I continue to believe that inflation will be flat for quite some time going forward. I would not be surprised if inflation hits the Fed’s stated goal of 2.0% by the first quarter of 2024 and then actually approaches 0.0% later in the year. Why? Not only are various goods and services now normalizing or actually declining in price, but the Shelter category, which represents a full third of the CPI number, lags by several months; the reality on the ground is that home prices and rents are flat or even dropping in many parts of the country, and yet the October CPI report shows Shelter still inflating at 6.7%. It will take a few months for the real numbers to show up in the data. As Shelter inflation is squashed to zero, which I expect will happen within the next 3-6 months, the overall inflation number will be similarly flattened.
What About Wages?
As I wrote about this summer, wages growth is finally outpacing actual inflation. That trend has held for the past few months, as shown in the chart below where the blue line is wage growth and the black line is overall inflation:
Much like overall inflation, wage inflation also now appears to be moderating, coming in at an annualized rate of 5.2% in October vs. the 3.2% inflation rate. But still, the gap is in favor of workers after inflation ran hotter than wages for about two years from March 2021 to March 2023.
The benefits or perils of wage inflation all depend on where you sit. If you are a worker, obviously the more wage growth the better. For the Federal Reserve and economist-types (to to mention upper management at a lot of businesses big and small), wages that spiral higher risk reigniting inflation. It sounds silly to say, but when people have more money, they spend it. When people spend, the economy benefits. When the economy benefits, it risks overheating, which gets us back to where we have been for much of the past three years.
At least for the moment, however, the Fed must be very relieved to see inflation moderating without an overly detrimental hit to the labor market. The path to a soft landing is there. Certain sectors of the economy including real estate or anything reliant on low interest rates are in the most peril and may already be in recession if you can consider individual industries to be in recession even if the overall economy is not. For the overall economy, however, we are in the season of thanks, patience, and joy. A sprinkling of deflation-talk is welcome news.

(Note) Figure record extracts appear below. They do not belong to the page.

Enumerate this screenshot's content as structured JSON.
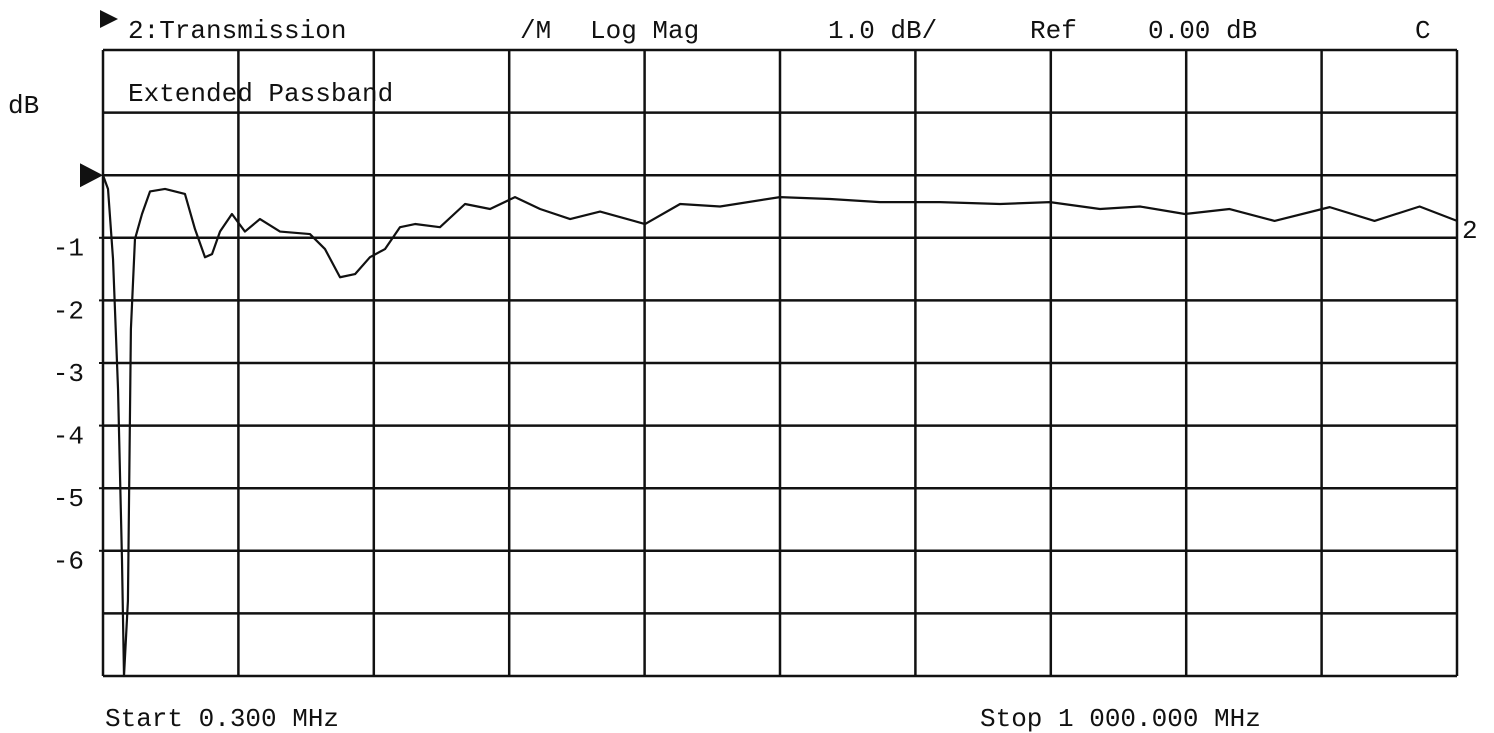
{
  "chart_data": {
    "type": "line",
    "header": [
      "2:Transmission",
      "/M",
      "Log Mag",
      "1.0 dB/",
      "Ref",
      "0.00 dB",
      "C"
    ],
    "title": "Extended Passband",
    "y_label": "dB",
    "start_label": "Start 0.300 MHz",
    "stop_label": "Stop 1 000.000 MHz",
    "xlim": [
      0.3,
      1000
    ],
    "ylim": [
      -8,
      2
    ],
    "yticks": [
      -1,
      -2,
      -3,
      -4,
      -5,
      -6
    ],
    "grid": true,
    "x": [
      0.3,
      4.0,
      7.7,
      11.4,
      14.3,
      15.8,
      18.7,
      20.9,
      23.9,
      29.1,
      35.0,
      46.1,
      60.8,
      68.2,
      75.6,
      80.8,
      86.7,
      95.5,
      105.1,
      116.2,
      131.0,
      153.1,
      164.2,
      175.3,
      186.4,
      197.4,
      208.5,
      219.6,
      230.7,
      249.1,
      267.6,
      286.1,
      304.5,
      323.0,
      345.2,
      367.3,
      400.5,
      426.4,
      455.9,
      500.1,
      537.1,
      574.0,
      618.3,
      662.6,
      699.5,
      736.4,
      765.9,
      799.1,
      832.1,
      865.3,
      906.0,
      939.1,
      972.4,
      1000
    ],
    "series": [
      {
        "name": "2",
        "color": "#111111",
        "values": [
          0,
          -0.22,
          -1.34,
          -3.42,
          -6.13,
          -8,
          -6.8,
          -2.46,
          -1.02,
          -0.62,
          -0.26,
          -0.22,
          -0.3,
          -0.86,
          -1.31,
          -1.26,
          -0.9,
          -0.62,
          -0.9,
          -0.7,
          -0.9,
          -0.94,
          -1.18,
          -1.63,
          -1.58,
          -1.31,
          -1.18,
          -0.83,
          -0.78,
          -0.83,
          -0.46,
          -0.54,
          -0.35,
          -0.54,
          -0.7,
          -0.58,
          -0.78,
          -0.46,
          -0.5,
          -0.35,
          -0.38,
          -0.43,
          -0.43,
          -0.46,
          -0.43,
          -0.54,
          -0.5,
          -0.62,
          -0.54,
          -0.73,
          -0.51,
          -0.73,
          -0.5,
          -0.73
        ]
      }
    ]
  }
}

Ben Sprague lives and works in Bangor, Maine as a Senior V.P./Commercial Lending Officer for Damariscotta-based First National Bank. He previously worked as an investment advisor and graduated from Harvard University in 2006. Ben can be reached at ben.sprague@thefirst.com or bsprague1@gmail.com.
Weekly Round-Up
Here are a few things that I found interesting this week that I thought might interest you too including a little bit more color on today’s topic:
Social Security recipients can expect a 3.2% cost-of-living-adjustment in 2024. This moderation comes on the heels of an 8.7% increase in 2023 and a 5.9% increase in 2022. The 8.7% increase was the greatest since 1981.
The CEO of Home Depot, which is similar to Walmart as a bellwether for the overall U.S. economy, also said last week that “the worst of inflation is behind us.”

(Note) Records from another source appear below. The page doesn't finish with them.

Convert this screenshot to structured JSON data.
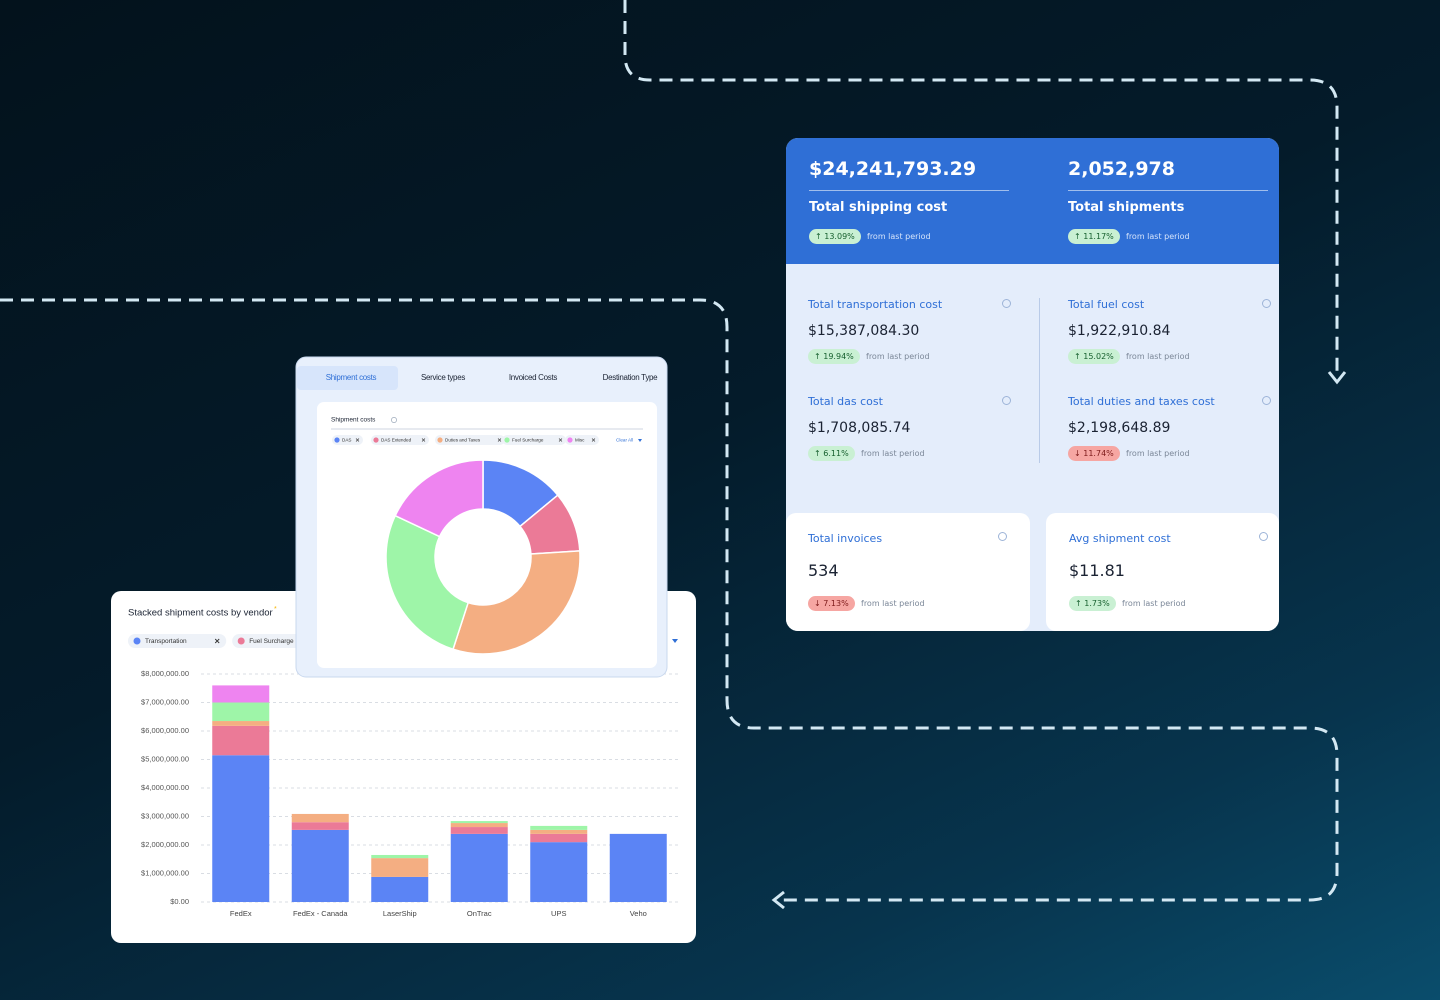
{
  "kpi_panel": {
    "headline": [
      {
        "value": "$24,241,793.29",
        "label": "Total shipping cost",
        "change": "13.09%",
        "trend": "up",
        "note": "from last period"
      },
      {
        "value": "2,052,978",
        "label": "Total shipments",
        "change": "11.17%",
        "trend": "up",
        "note": "from last period"
      }
    ],
    "metrics": [
      {
        "label": "Total transportation cost",
        "value": "$15,387,084.30",
        "change": "19.94%",
        "trend": "up",
        "note": "from last period"
      },
      {
        "label": "Total fuel cost",
        "value": "$1,922,910.84",
        "change": "15.02%",
        "trend": "up",
        "note": "from last period"
      },
      {
        "label": "Total das cost",
        "value": "$1,708,085.74",
        "change": "6.11%",
        "trend": "up",
        "note": "from last period"
      },
      {
        "label": "Total duties and taxes cost",
        "value": "$2,198,648.89",
        "change": "11.74%",
        "trend": "down",
        "note": "from last period"
      }
    ],
    "cards": [
      {
        "label": "Total invoices",
        "value": "534",
        "change": "7.13%",
        "trend": "down",
        "note": "from last period"
      },
      {
        "label": "Avg shipment cost",
        "value": "$11.81",
        "change": "1.73%",
        "trend": "up",
        "note": "from last period"
      }
    ]
  },
  "donut_tabs": [
    "Shipment costs",
    "Service types",
    "Invoiced Costs",
    "Destination Type"
  ],
  "chart_data": [
    {
      "type": "bar",
      "stacked": true,
      "title": "Stacked shipment costs by vendor",
      "categories": [
        "FedEx",
        "FedEx - Canada",
        "LaserShip",
        "OnTrac",
        "UPS",
        "Veho"
      ],
      "series": [
        {
          "name": "Transportation",
          "color": "#5b84f5",
          "values": [
            5150000,
            2530000,
            880000,
            2390000,
            2100000,
            2390000
          ]
        },
        {
          "name": "Fuel Surcharge",
          "color": "#eb7a97",
          "values": [
            1030000,
            270000,
            0,
            240000,
            290000,
            0
          ]
        },
        {
          "color": "#f4ae82",
          "values": [
            170000,
            290000,
            660000,
            140000,
            140000,
            0
          ]
        },
        {
          "color": "#9ef5a8",
          "values": [
            650000,
            0,
            110000,
            70000,
            140000,
            0
          ]
        },
        {
          "color": "#ee84f0",
          "values": [
            600000,
            0,
            0,
            0,
            0,
            0
          ]
        }
      ],
      "ylim": [
        0,
        8000000
      ],
      "yticks": [
        {
          "value": 0,
          "label": "$0.00"
        },
        {
          "value": 1000000,
          "label": "$1,000,000.00"
        },
        {
          "value": 2000000,
          "label": "$2,000,000.00"
        },
        {
          "value": 3000000,
          "label": "$3,000,000.00"
        },
        {
          "value": 4000000,
          "label": "$4,000,000.00"
        },
        {
          "value": 5000000,
          "label": "$5,000,000.00"
        },
        {
          "value": 6000000,
          "label": "$6,000,000.00"
        },
        {
          "value": 7000000,
          "label": "$7,000,000.00"
        },
        {
          "value": 8000000,
          "label": "$8,000,000.00"
        }
      ],
      "grid": true
    },
    {
      "type": "pie",
      "donut": true,
      "title": "Shipment costs",
      "categories": [
        "DAS",
        "DAS Extended",
        "Duties and Taxes",
        "Fuel Surcharge",
        "Misc"
      ],
      "values": [
        14,
        10,
        31,
        27,
        18
      ],
      "colors": [
        "#5b84f5",
        "#eb7a97",
        "#f4ae82",
        "#9ef5a8",
        "#ee84f0"
      ],
      "clear_filters": "Clear All"
    }
  ]
}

Via Mike Zaccardi on X/Twitter, Natural Gas futures are at 27-month lows.
Via Lance Lambert on X/Twitter, Morgan Stanley expects home prices to drop by 3% in 2024 with “growth in inventory offsetting the growth in demand.”
Via Justin Wolfers on X/Twitter, airfares are also down.
The Most Wonderful Time of the Year…
My wife and our youngest prepare the first of what will be dozens of batches of Christmas and holiday cookies this season. Have a great week, everybody.